Bei einem Einkommen von nur 251€ würde somit kein Wohngeld bewilligt.
Meine Beiträge beinhalten oder ersetzen keine anwaltliche Beratung oder Tätigkeit.
Für eine verbindliche Rechtsberatung und -vertretung suchen Sie bitte einen Anwalt auf.


Heidi1978

Hallo

Also, im Vertrag stehen 80 Stunden, momentan sind es mehr. Ich habe ungefähr, mehr als 1000 Euro,pro Monat.

Sheherazade

Zitat von: Heidi1978 am 26. Januar 2026, 13:32:32Ich habe ungefähr, mehr als 1000 Euro,pro Monat.

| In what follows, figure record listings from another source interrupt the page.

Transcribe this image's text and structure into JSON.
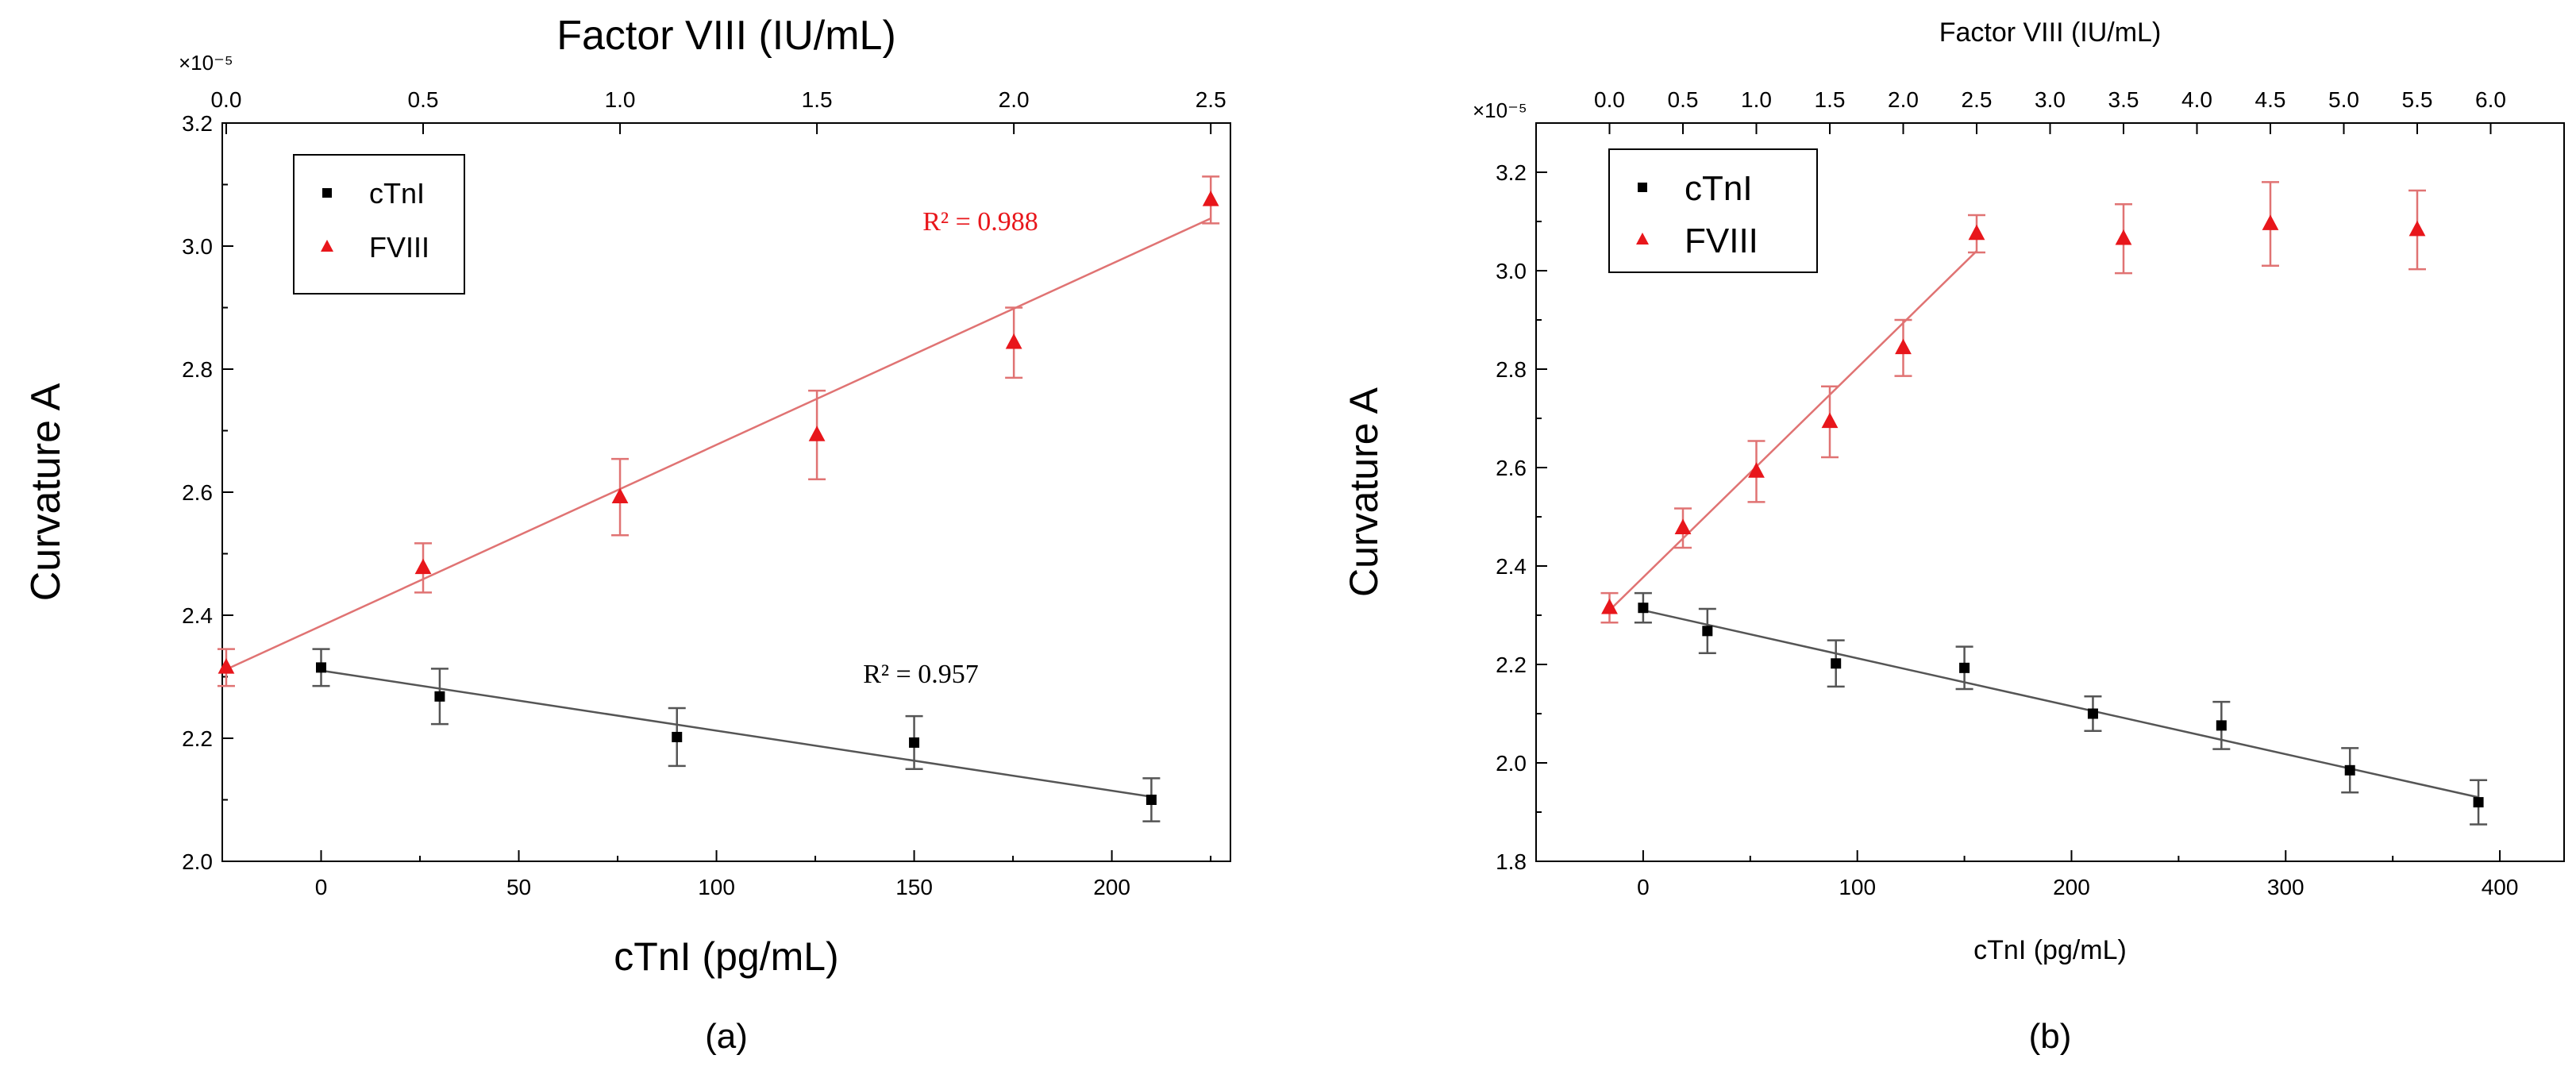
{
  "chart_data": [
    {
      "panel_label": "(a)",
      "type": "scatter",
      "ylabel": "Curvature A",
      "y_multiplier": "×10⁻⁵",
      "ylim": [
        2.0,
        3.2
      ],
      "yticks": [
        "2.0",
        "2.2",
        "2.4",
        "2.6",
        "2.8",
        "3.0",
        "3.2"
      ],
      "bottom_axis": {
        "label": "cTnI (pg/mL)",
        "range": [
          -25,
          230
        ],
        "ticks": [
          "0",
          "50",
          "100",
          "150",
          "200"
        ]
      },
      "top_axis": {
        "label": "Factor VIII (IU/mL)",
        "range": [
          -0.01,
          2.55
        ],
        "ticks": [
          "0.0",
          "0.5",
          "1.0",
          "1.5",
          "2.0",
          "2.5"
        ]
      },
      "legend": {
        "position": "top-left",
        "entries": [
          {
            "name": "cTnI",
            "marker": "square",
            "color": "#000000"
          },
          {
            "name": "FVIII",
            "marker": "triangle",
            "color": "#e8161b"
          }
        ]
      },
      "series": [
        {
          "name": "cTnI",
          "axis": "bottom",
          "color": "#000000",
          "x": [
            0,
            30,
            90,
            150,
            210
          ],
          "y": [
            2.315,
            2.268,
            2.202,
            2.193,
            2.1
          ],
          "err": [
            0.03,
            0.045,
            0.047,
            0.043,
            0.035
          ],
          "fit": {
            "x": [
              0,
              210
            ],
            "y": [
              2.31,
              2.105
            ],
            "r2": "R² = 0.957",
            "color": "#555555"
          }
        },
        {
          "name": "FVIII",
          "axis": "top",
          "color": "#e8161b",
          "x": [
            0.0,
            0.5,
            1.0,
            1.5,
            2.0,
            2.5
          ],
          "y": [
            2.315,
            2.477,
            2.592,
            2.693,
            2.843,
            3.075
          ],
          "err": [
            0.03,
            0.04,
            0.062,
            0.072,
            0.057,
            0.038
          ],
          "fit": {
            "x": [
              0.0,
              2.5
            ],
            "y": [
              2.312,
              3.045
            ],
            "r2": "R² = 0.988",
            "color": "#e07373"
          }
        }
      ]
    },
    {
      "panel_label": "(b)",
      "type": "scatter",
      "ylabel": "Curvature A",
      "y_multiplier": "×10⁻⁵",
      "ylim": [
        1.8,
        3.3
      ],
      "yticks": [
        "1.8",
        "2.0",
        "2.2",
        "2.4",
        "2.6",
        "2.8",
        "3.0",
        "3.2"
      ],
      "bottom_axis": {
        "label": "cTnI (pg/mL)",
        "range": [
          -50,
          430
        ],
        "ticks": [
          "0",
          "100",
          "200",
          "300",
          "400"
        ]
      },
      "top_axis": {
        "label": "Factor VIII (IU/mL)",
        "range": [
          -0.5,
          6.5
        ],
        "ticks": [
          "0.0",
          "0.5",
          "1.0",
          "1.5",
          "2.0",
          "2.5",
          "3.0",
          "3.5",
          "4.0",
          "4.5",
          "5.0",
          "5.5",
          "6.0"
        ]
      },
      "legend": {
        "position": "top-left",
        "entries": [
          {
            "name": "cTnI",
            "marker": "square",
            "color": "#000000"
          },
          {
            "name": "FVIII",
            "marker": "triangle",
            "color": "#e8161b"
          }
        ]
      },
      "series": [
        {
          "name": "cTnI",
          "axis": "bottom",
          "color": "#000000",
          "x": [
            0,
            30,
            90,
            150,
            210,
            270,
            330,
            390
          ],
          "y": [
            2.315,
            2.268,
            2.202,
            2.193,
            2.1,
            2.076,
            1.985,
            1.92
          ],
          "err": [
            0.03,
            0.045,
            0.047,
            0.043,
            0.035,
            0.048,
            0.045,
            0.045
          ],
          "fit": {
            "x": [
              0,
              390
            ],
            "y": [
              2.31,
              1.93
            ],
            "color": "#555555"
          }
        },
        {
          "name": "FVIII",
          "axis": "top",
          "color": "#e8161b",
          "x": [
            0.0,
            0.5,
            1.0,
            1.5,
            2.0,
            2.5,
            3.5,
            4.5,
            5.5
          ],
          "y": [
            2.315,
            2.477,
            2.592,
            2.693,
            2.843,
            3.075,
            3.065,
            3.095,
            3.083
          ],
          "err": [
            0.03,
            0.04,
            0.062,
            0.072,
            0.057,
            0.038,
            0.07,
            0.085,
            0.08
          ],
          "fit": {
            "x": [
              0.0,
              2.5
            ],
            "y": [
              2.31,
              3.04
            ],
            "color": "#e07373"
          }
        }
      ]
    }
  ]
}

Rechne mal das Durchschnittseinkommen der letzten 12 Monate aus, Netto und auch Brutto, und füttere dann damit den Rechner.
"In Krisenzeiten suchen  die Intelligenten nach Lösungen, während die Schwachköpfe nach Schuldigen suchen." Totó 1898-1967
"Wir leben in einer Zeit, in der sich Dummheit nicht mehr versteckt, sondern gewählt, bezahlt, beklatscht und als Erfolg verkauft wird."
"Höher, schneller, weiter!" ist nicht das Problem. Das Problem ist: "Ich zuerst!", "Alles meins!" und "Mir doch egal!"

Ottokar

Zitat von: Heidi1978 am 26. Januar 2026, 13:32:32Ich habe ungefähr, mehr als 1000 Euro,pro Monat.
Brutto oder netto?
Meine Beiträge beinhalten oder ersetzen keine anwaltliche Beratung oder Tätigkeit.
Für eine verbindliche Rechtsberatung und -vertretung suchen Sie bitte einen Anwalt auf.


Heidi1978

Tut mir leid. Das ist Netto, es kann auch mal, bis 1200 ungefär sein. Kommt auf die Stunden an. Diesen Monat, sind es wieder etwas mehr als 90.

Ottokar

Dann dürfte dein Netto etwa genau so hoch sein wie dein Bürgergeldbedarf, womit die Plausibilitätsprüfung zu deinen Gunsten ausfällt. D.h. du kannst statt Bürgergeld auch Wohngeld beziehen.
Meine Beiträge beinhalten oder ersetzen keine anwaltliche Beratung oder Tätigkeit.
Für eine verbindliche Rechtsberatung und -vertretung suchen Sie bitte einen Anwalt auf.


Heidi1978

Vielen Dank.

Dann werde, ich das auf alle Fälle beantragen.